HSBC Holdings Plc, which accounts for one third of the Hang Seng Index weighting, gained 2.61 percent to HK $118 after posting forecast beating first half results late on Monday.
The bank, the world's third largest bank by market value, also said it will sign a deal later this week to buy a stake in China's fifth largest lender, Bank of Communications.
Several investment banks raised their ratings on HSBC and traders are raising their target price on the stock. "A lot of institutions are buying HSBC and the shares should rise to HK $130," said Francis Lun, general manager at Fulbright Securities. The blue chip Hang Seng Index ended up 1.28 percent, or 155.73 points, at 12,357.12.
Volume was above recent averages, with HK $14.25 billion (US $1.8 billion) changing hands.
However, weak overseas markets - hurt by a further rise in oil prices - capped gains along with fund flow worries.
Hong Kong investors have watched foreign funds leave Hong Kong since a spike late last year when a flood of money entered thanks to a weak US dollar and a slew of China IPOs.
HSBC's local affiliate Hang Seng Bank surged 2.53 percent to HK $101.50 after it reported a better than expected 24 percent rise in first half profits as it cut reserves for bad debts. But other banking stocks fared badly.
Bank of East Asia Ltd, the city's fifth-largest lender, tumbled 3.03 percent to HK $20.80 after reporting weaker than expected first half earnings on Friday. The shares have been the worst performing stock in the Hang Seng over the past five days, falling over six percent.
BOC Hong Kong (Holdings) Ltd, the Hong Kong arm of the Bank of China, ended flat at HK $13.30 after it said late on Monday it had suspended two of its senior executives for alleged unauthorised distribution of assets and that the company was assisting in an investigation by HK authorities.

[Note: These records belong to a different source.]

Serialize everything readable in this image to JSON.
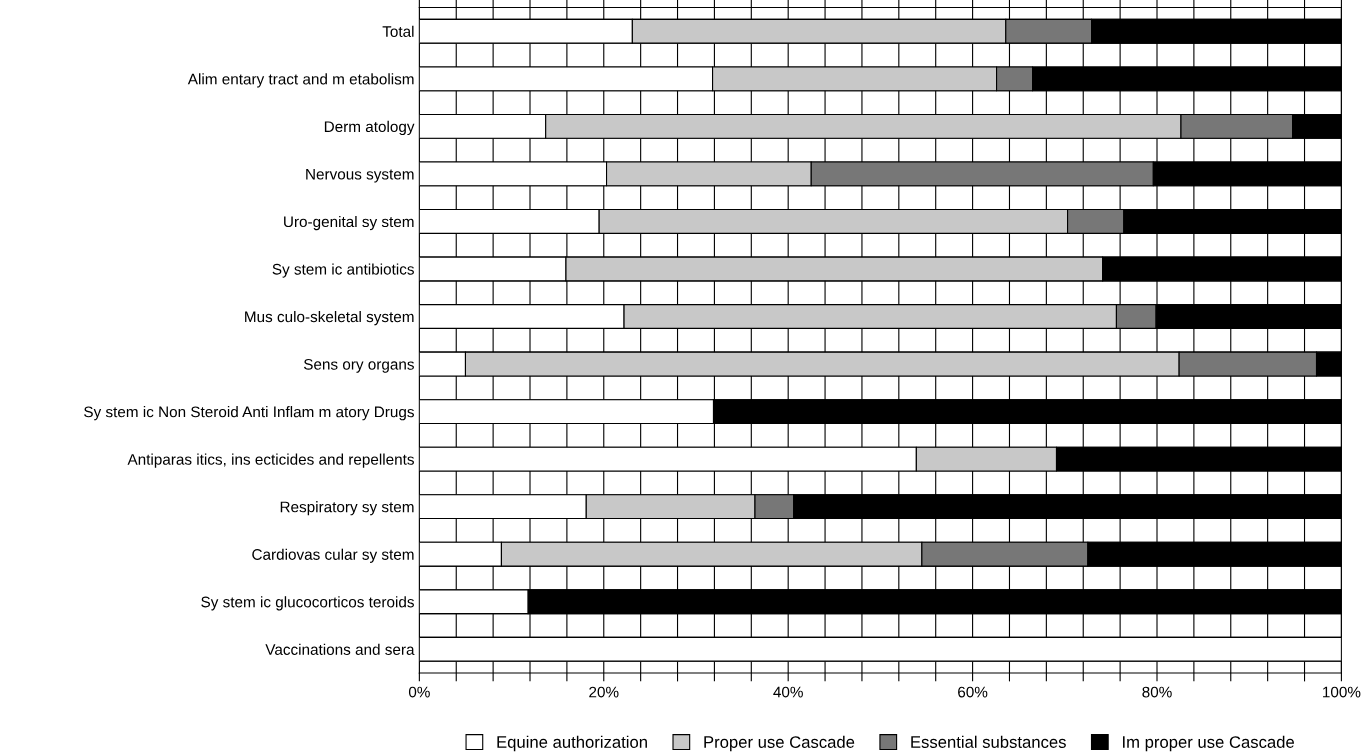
{
  "chart_data": {
    "type": "bar",
    "orientation": "horizontal",
    "stacked": true,
    "categories": [
      "Total",
      "Alim entary tract and m etabolism",
      "Derm atology",
      "Nervous system",
      "Uro-genital sy stem",
      "Sy stem ic antibiotics",
      "Mus culo-skeletal system",
      "Sens ory organs",
      "Sy stem ic Non Steroid Anti Inflam m atory Drugs",
      "Antiparas itics, ins ecticides and repellents",
      "Respiratory sy stem",
      "Cardiovas cular sy stem",
      "Sy stem ic glucocorticos teroids",
      "Vaccinations and sera"
    ],
    "series": [
      {
        "name": "Equine authorization",
        "color": "#ffffff",
        "values": [
          23.1,
          31.8,
          13.7,
          20.3,
          19.5,
          15.9,
          22.2,
          5.0,
          31.9,
          53.9,
          18.1,
          8.9,
          11.8,
          100
        ]
      },
      {
        "name": "Proper use Cascade",
        "color": "#c8c8c8",
        "values": [
          40.5,
          30.8,
          68.9,
          22.2,
          50.8,
          58.2,
          53.4,
          77.4,
          0,
          15.2,
          18.3,
          45.6,
          0,
          0
        ]
      },
      {
        "name": "Essential substances",
        "color": "#777777",
        "values": [
          9.3,
          3.9,
          12.1,
          37.1,
          6.1,
          0,
          4.3,
          14.9,
          0,
          0,
          4.2,
          18.0,
          0,
          0
        ]
      },
      {
        "name": "Im proper use Cascade",
        "color": "#000000",
        "values": [
          27.1,
          33.5,
          5.3,
          20.4,
          23.6,
          25.9,
          20.1,
          2.7,
          68.1,
          30.9,
          59.4,
          27.5,
          88.2,
          0
        ]
      }
    ],
    "xlim": [
      0,
      100
    ],
    "xticks": [
      {
        "value": 0,
        "label": "0%"
      },
      {
        "value": 4,
        "label": null
      },
      {
        "value": 8,
        "label": null
      },
      {
        "value": 12,
        "label": null
      },
      {
        "value": 16,
        "label": null
      },
      {
        "value": 20,
        "label": "20%"
      },
      {
        "value": 24,
        "label": null
      },
      {
        "value": 28,
        "label": null
      },
      {
        "value": 32,
        "label": null
      },
      {
        "value": 36,
        "label": null
      },
      {
        "value": 40,
        "label": "40%"
      },
      {
        "value": 44,
        "label": null
      },
      {
        "value": 48,
        "label": null
      },
      {
        "value": 52,
        "label": null
      },
      {
        "value": 56,
        "label": null
      },
      {
        "value": 60,
        "label": "60%"
      },
      {
        "value": 64,
        "label": null
      },
      {
        "value": 68,
        "label": null
      },
      {
        "value": 72,
        "label": null
      },
      {
        "value": 76,
        "label": null
      },
      {
        "value": 80,
        "label": "80%"
      },
      {
        "value": 84,
        "label": null
      },
      {
        "value": 88,
        "label": null
      },
      {
        "value": 92,
        "label": null
      },
      {
        "value": 96,
        "label": null
      },
      {
        "value": 100,
        "label": "100%"
      }
    ],
    "grid": true,
    "legend": "bottom"
  }
}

Henderson Land Development Co Ltd, which owns the new high rise development called Grande Promenade, was a top performing property blue chip, up 1.48 percent to HK $34.30.
China enterprise shares, better known as H-shares, fell nearly one and a half percent to 4,241.60 with major raw material stocks leading the losers.
Aluminium Corp of China Ltd (Chalco), fell 7.5 percent to HK $3.70 after the firm said it had cut alumina spot sales price by 12.8 percent to 3,750 yuan (US $453) per tonne. China carmaker Brilliance China Automotive Holdings Ltd, the Chinese partner of BMW AG, slipped 5.03 percent to HK $1.70 despite posting an announcement that its four executive directors had not resigned, in a denial of Chinese newspaper reports on Monday.